Why are fewer people clicking from the SERPs?
This Google organic search trend milestone has been caused by a number of factors:
- An increase in search engine results page (SERP) features that pull information from external websites directly into Google’s search results. E.g. featured snippets and People Also Ask boxes.
- Google related properties and features appearing for an increasing number of verticals (Google Flights, Google Maps, YouTube etc.)
- Ongoing changes to the SERP design, directing more traffic towards paid advertisements
How does this impact my website?
Fewer searches resulting in clicks could mean fewer website visits. This could lead to a decrease in organic traffic, despite an increase in organic visibility or ranking position.
Measuring the performance of a site will be impacted, as traffic and conversions have traditionally relied on users moving from the SERPS to a site.
The extent to which this impacts traffic and conversion is highly dependent on vertical, however, as Google continues to expand its reach, there are lessons that can be learnt for SEO strategy moving forward.
What can we do about this?
With fewer clicks available than before, the organic landscape is more competitive than ever. But organic search still represents a significant opportunity. There are several things that can be done to make sure a website not only survives, but thrives in this new search environment:
- Optimise for Google’s SERP features
While some search results may lead to no clicks, being present in the SERP can have other benefits, like brand visibility and keeping your website at the forefront of a searcher’s mind. Crucially, optimising a site for Google features also means that competitors are not taking advantage of the same opportunities.
When investigating which SERP features to target, it’s important to prioritise. A site may choose to focus only on keywords that have a high click through rate (CTR), or may go after increasing visibility rather than clicks; optimising for features even if it results in a reduced CTR from that SERP. Be aware of the landscape and make informed decisions.
- Optimise content for Google-owned properties
Making sure a website is in a position to capitalise on traffic from Google-owned properties will help a brand stay visible, even if organic clicks are reduced. For example, a travel company may want to ensure they’re included in Google Flights. And websites with a physical location will want to be optimised for Google’s Local Pack.
- Optimise for search journeys
Searches rarely occur in silos; so even if one search results in no clicks, a future search may drive a visit. Ensuring that a website is set up to answer a user’s need at every stage of the search journey will give it the best chance of driving qualified leads.
It’s not enough to just offer a product as the organic search environment gets increasingly competitive and dominated by Google itself.
- Continue to build content that places users at the centre of a website experience
Organic search is often a significant part of any marketing campaign; however, SEO is not a silver bullet. Building a product and an experience that customers love is crucial to keep people coming back.
It’s worth noting that Google is currently being investigated by the US Department of Justice over antitrust claims relating to its search results. While we would never recommend relying on external factors like this, it’s worth noting that discussions are ongoing.
Should we target other search engines if Google results are resulting in fewer clicks?

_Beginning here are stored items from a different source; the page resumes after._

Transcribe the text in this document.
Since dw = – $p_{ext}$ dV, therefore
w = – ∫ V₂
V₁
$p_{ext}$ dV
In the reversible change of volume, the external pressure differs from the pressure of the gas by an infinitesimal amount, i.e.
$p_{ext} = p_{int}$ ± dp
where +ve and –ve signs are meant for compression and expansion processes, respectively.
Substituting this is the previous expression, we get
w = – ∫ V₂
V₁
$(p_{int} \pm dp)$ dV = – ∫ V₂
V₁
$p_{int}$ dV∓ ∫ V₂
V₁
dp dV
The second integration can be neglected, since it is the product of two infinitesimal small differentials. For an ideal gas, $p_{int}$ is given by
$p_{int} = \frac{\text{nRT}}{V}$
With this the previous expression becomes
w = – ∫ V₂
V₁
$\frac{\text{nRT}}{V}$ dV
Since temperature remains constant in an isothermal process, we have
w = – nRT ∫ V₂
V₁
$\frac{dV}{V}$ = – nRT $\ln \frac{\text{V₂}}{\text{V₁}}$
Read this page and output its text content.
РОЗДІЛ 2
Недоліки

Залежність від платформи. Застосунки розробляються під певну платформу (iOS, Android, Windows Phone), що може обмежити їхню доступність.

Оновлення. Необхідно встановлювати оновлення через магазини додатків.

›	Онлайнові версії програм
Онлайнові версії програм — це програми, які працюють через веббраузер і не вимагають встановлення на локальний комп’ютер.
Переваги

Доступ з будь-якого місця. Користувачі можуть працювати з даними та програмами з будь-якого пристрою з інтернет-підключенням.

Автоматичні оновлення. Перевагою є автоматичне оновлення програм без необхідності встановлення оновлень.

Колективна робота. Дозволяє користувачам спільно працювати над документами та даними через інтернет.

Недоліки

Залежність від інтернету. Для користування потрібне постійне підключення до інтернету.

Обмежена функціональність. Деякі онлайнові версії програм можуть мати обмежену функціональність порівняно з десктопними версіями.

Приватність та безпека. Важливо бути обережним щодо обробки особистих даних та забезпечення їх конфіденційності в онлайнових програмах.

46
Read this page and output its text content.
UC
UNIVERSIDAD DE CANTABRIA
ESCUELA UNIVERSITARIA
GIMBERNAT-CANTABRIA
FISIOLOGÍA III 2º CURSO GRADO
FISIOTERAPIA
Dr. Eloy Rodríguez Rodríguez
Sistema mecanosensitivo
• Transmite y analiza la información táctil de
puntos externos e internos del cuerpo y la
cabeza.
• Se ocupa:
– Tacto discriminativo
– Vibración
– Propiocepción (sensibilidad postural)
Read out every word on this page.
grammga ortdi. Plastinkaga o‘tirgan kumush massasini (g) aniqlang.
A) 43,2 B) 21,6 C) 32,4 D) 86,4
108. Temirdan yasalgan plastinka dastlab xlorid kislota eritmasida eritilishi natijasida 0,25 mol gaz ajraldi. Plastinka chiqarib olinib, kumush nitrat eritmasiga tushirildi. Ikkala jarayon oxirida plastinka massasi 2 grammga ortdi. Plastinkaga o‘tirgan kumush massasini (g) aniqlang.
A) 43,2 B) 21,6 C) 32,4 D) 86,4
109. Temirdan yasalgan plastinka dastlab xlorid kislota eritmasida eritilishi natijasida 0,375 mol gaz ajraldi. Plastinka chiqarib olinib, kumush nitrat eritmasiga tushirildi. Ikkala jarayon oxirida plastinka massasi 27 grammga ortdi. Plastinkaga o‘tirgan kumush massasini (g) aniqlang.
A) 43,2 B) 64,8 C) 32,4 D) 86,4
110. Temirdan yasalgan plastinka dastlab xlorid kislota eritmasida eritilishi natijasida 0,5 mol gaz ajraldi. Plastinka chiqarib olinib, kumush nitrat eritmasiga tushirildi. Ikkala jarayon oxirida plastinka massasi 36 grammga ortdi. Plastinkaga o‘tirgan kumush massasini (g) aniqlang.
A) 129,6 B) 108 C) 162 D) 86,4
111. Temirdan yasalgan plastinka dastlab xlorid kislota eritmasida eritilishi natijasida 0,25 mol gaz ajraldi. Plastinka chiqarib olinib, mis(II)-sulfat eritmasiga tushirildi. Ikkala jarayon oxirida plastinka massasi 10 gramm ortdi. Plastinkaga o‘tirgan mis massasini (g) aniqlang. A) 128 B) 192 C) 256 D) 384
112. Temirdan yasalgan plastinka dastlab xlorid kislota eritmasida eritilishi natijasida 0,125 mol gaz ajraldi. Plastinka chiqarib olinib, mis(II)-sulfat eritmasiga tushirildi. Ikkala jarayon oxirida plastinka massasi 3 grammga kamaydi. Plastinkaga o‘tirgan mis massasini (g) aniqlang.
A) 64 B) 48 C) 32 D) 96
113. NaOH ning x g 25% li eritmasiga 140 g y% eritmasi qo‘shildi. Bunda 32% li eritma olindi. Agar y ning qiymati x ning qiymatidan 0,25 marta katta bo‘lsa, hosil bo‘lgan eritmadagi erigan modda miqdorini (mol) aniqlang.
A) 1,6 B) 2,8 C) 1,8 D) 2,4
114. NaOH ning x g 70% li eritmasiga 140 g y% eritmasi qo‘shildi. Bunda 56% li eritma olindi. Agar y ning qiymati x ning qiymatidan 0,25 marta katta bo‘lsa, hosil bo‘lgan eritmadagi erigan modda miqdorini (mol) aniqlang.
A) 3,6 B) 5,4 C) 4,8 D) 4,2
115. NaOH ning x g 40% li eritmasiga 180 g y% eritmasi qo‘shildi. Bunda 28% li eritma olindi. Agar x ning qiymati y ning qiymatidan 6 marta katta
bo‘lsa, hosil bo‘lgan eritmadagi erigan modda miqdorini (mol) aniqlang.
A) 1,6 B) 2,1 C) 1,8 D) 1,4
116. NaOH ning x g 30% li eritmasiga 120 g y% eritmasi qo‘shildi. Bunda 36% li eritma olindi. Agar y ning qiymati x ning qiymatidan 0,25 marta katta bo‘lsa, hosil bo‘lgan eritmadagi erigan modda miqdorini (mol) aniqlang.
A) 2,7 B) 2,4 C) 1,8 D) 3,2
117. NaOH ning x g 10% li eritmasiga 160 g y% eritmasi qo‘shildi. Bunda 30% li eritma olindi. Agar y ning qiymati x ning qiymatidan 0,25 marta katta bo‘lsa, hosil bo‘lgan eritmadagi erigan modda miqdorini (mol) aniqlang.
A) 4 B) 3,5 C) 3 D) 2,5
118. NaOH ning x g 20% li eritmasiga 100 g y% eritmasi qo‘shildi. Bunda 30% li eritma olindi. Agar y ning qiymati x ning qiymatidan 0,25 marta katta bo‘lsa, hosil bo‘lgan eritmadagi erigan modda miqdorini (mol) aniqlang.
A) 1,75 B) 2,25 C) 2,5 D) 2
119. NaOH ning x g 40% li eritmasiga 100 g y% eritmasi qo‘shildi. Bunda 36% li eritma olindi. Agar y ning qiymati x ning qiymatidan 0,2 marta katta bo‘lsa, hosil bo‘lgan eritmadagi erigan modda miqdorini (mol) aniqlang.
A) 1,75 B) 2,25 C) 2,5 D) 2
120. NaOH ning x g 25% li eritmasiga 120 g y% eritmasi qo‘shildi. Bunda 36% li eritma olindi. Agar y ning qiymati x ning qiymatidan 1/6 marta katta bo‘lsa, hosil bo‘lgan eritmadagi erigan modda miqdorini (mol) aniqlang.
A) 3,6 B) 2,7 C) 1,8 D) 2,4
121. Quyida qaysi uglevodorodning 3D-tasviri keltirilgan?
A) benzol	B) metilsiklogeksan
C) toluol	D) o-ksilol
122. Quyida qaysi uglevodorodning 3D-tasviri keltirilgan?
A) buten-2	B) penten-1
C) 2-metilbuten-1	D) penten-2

Many SEO campaigns focus attention primarily on optimising for Google.
Despite Google offering fewer clicks from its search results than ever before, it’s still the largest search engine by a significant margin. This means that small gains in Google are equivalent to large increases in smaller search engines.
Google is at the forefront of search engine technology, with other search engines often playing catch-up. Optimising for Google will future-proof a website.